Research has shown that by age 5–6 years, children fully integrate information about agents’ mental states into their verbal moral judgments: When asked to say whether an agent is morally good or bad, they rely on the agent’s intentions more than on its action’s outcomes. Research has also shown that from an early age, children use a plethora of social and moral cues when deciding whom to trust in learning and testimony situations. Here, for the first time, we asked if and how children’s trust in informants who relay information about the moral character of a novel agent is influenced by the valence of the intentions underlying the informants’ prior actions.
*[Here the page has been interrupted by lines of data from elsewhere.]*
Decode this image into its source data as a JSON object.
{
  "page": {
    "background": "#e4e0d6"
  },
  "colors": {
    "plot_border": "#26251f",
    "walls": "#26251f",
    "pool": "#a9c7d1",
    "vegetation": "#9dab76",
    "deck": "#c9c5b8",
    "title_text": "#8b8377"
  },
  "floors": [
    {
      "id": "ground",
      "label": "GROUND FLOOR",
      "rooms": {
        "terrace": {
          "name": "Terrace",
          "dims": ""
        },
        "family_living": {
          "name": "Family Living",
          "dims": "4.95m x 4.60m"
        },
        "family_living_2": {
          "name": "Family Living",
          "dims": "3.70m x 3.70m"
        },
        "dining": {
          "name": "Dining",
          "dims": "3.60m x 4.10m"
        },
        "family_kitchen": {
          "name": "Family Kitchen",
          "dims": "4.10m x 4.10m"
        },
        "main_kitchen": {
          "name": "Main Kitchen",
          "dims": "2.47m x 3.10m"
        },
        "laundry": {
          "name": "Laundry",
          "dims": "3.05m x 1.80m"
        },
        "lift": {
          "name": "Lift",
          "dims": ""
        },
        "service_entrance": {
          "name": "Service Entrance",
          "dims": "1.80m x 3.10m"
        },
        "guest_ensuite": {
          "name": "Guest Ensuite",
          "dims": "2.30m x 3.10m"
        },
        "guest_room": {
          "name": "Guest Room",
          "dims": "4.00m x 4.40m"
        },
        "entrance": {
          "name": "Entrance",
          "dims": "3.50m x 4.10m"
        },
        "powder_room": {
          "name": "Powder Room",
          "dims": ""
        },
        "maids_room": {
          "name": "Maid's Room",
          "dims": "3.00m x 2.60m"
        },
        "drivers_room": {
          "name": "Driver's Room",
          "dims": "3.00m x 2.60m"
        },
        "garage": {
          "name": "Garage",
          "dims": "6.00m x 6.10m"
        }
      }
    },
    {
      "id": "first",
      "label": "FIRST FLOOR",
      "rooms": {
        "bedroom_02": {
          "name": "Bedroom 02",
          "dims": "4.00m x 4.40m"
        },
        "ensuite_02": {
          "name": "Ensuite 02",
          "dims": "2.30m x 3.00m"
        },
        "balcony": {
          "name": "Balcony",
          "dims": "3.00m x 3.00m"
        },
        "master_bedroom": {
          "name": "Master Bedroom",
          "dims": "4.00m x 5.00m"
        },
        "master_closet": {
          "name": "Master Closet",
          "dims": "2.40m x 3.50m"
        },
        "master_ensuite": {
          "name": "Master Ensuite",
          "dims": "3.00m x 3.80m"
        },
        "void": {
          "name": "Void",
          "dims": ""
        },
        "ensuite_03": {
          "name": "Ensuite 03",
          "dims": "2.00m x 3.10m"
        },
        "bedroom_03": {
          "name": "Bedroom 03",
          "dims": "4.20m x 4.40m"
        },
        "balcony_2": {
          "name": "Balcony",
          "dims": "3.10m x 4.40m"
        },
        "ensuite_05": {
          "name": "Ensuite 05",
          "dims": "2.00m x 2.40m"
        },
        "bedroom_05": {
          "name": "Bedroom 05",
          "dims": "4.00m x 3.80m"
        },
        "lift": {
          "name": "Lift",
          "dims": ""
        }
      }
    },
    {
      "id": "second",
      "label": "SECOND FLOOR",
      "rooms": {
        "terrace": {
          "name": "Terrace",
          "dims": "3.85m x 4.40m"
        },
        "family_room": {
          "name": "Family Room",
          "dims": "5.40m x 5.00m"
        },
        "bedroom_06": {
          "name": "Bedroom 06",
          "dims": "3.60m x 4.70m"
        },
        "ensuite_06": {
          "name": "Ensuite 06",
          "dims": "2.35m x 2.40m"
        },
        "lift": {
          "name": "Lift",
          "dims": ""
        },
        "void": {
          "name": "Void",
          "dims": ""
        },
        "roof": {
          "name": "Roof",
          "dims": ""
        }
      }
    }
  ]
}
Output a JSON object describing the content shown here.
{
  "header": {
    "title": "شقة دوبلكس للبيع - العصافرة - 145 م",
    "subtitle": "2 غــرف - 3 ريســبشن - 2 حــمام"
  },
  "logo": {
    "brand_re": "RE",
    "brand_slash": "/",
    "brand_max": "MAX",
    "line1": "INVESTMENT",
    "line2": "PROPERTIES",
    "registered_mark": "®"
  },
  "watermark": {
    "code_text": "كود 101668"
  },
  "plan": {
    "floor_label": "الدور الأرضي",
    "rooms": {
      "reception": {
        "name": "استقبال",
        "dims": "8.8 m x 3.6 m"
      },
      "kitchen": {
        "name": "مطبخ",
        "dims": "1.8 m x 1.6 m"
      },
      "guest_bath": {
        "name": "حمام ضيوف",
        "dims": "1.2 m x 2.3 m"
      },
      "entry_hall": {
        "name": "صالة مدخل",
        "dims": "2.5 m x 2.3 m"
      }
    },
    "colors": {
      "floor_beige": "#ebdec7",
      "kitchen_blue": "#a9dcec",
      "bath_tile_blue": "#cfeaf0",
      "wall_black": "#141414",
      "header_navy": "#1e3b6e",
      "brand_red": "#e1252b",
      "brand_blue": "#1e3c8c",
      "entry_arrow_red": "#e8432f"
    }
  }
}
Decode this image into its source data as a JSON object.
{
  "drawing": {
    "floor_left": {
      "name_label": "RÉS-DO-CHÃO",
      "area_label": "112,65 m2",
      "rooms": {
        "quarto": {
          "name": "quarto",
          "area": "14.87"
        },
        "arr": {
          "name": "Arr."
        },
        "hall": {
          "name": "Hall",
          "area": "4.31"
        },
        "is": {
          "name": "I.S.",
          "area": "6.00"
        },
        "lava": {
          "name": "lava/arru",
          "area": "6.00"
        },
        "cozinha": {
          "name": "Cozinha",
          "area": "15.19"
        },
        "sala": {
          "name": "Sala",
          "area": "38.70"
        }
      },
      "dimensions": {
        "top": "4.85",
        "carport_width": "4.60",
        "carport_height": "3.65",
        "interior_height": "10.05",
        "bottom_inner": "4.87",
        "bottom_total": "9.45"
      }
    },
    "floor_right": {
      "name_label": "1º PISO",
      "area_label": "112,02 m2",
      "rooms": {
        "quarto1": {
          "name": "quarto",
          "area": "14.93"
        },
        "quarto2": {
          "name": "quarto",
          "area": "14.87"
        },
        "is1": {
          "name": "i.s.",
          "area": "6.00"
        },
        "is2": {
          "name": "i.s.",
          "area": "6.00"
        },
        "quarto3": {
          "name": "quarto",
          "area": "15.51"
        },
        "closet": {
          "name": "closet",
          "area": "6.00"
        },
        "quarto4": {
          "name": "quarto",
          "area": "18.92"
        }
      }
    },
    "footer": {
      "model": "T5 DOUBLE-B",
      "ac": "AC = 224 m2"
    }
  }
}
Italian children aged 6 to 10 years (n = 219, 112 female) were first presented with two puppets and asked to judge them. One puppet accidentally caused harm (neutral intention, negative outcome), the other attempted but failed to do so (negative intention, neutral outcome). Next, the puppets gave contrasting testimonies about whether a novel agent was good or bad. Findings revealed that the tendency to trust the assessment of the well-intentioned puppet concerning the novel agent emerged at age 8, whereas younger children simply showed to believe that the novel agent was good, regardless of the testimonies they received. These results suggest that despite the ability to generate intent-based moral judgments emerges at age 5–6, the tendency to rely on intentions underlying past actions of informants when assessing informants’ testimonies about the moral character of a third party undergoes significant change in childhood.